Materials and Methods: We identified retrospectively 10 untreated small HCCs in 8 cirrhotic patients (7 men, 1 woman, mean age 53 y) in our institution. All patients underwent serial MRIs (2–4 MRIs) with a minimum of 2.5 months interval time between two studies. Patients were scanned with 1.5 T scanners using volumetric interpolated breath-hold examination (VIBE) sequence before and after dynamic Gadolinium injection using a timing run on the aorta.
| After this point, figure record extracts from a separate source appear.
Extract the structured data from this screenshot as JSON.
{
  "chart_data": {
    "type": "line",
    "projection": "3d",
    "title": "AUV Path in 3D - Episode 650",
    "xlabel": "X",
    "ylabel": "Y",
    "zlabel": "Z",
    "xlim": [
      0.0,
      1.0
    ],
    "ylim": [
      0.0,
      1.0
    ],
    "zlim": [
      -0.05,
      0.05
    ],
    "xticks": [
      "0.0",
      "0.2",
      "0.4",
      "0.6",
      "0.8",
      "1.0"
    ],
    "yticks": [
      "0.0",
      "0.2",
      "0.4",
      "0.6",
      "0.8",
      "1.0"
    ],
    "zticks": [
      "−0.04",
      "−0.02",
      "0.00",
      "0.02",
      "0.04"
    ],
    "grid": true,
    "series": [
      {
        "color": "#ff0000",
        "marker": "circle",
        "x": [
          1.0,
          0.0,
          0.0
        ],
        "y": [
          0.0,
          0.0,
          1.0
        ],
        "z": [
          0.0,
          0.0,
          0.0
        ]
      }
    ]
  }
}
Mean reconstructed slice thickness was 2.2 mm (range, 1.9–3.1 mm). Explant correlation was available in all patients, with all HCCs histologically confirmed. Twenty MRIs were evaluated by two observers in consensus. HCCs were identified on the best post-contrast phase. TV was calculated using 2D (max. and minimum dimensions according to WHO criteria) and planimetric 3D measurements (by calculating the surface of tumor x slice thickness). TVDT was calculated using the Schwartz formula [TVDT = (t x log 2)/log (TV1/TV0); where TV1 is follow-up TV, TV0 baseline TV, t the interval time between two MRIs]. Correlation between TV and TVDT obtained with the 2 datasets was evaluated.

Results: Mean maximum size of HCCs was 1.6 ± 0.4 cm (range, 1.0–2.2 cm) at baseline, and 1.9 ± 0.5 cm (range, 1.1–2.5 cm) at follow-up. Mean delay between MRIs was 115 days (range, 76–200 d). Patients underwent liver transplantation with a mean delay of 71 days (range, 31–143 d) after the latest follow-up MRI. Mean baseline and follow-up TV were 1.6–3.3 (2D) and 1.9–3.5 cm3 (3D planimetric). Mean-median and range of TVDT were 315–263 days (75–807 d) for 2D data; and 273–240 days (91–654 d) for 3D data. TV and TVDT from the 2 datasets were significantly correlated (for TV, r = 0.91; p < 10–3; for TVDT, r = 0.66; p < 0.01).

Conclusion: These preliminary results show that TV and TVDT of small HCCs could be correctly estimated using 2D measurements only. However, a larger number of patients should be evaluated.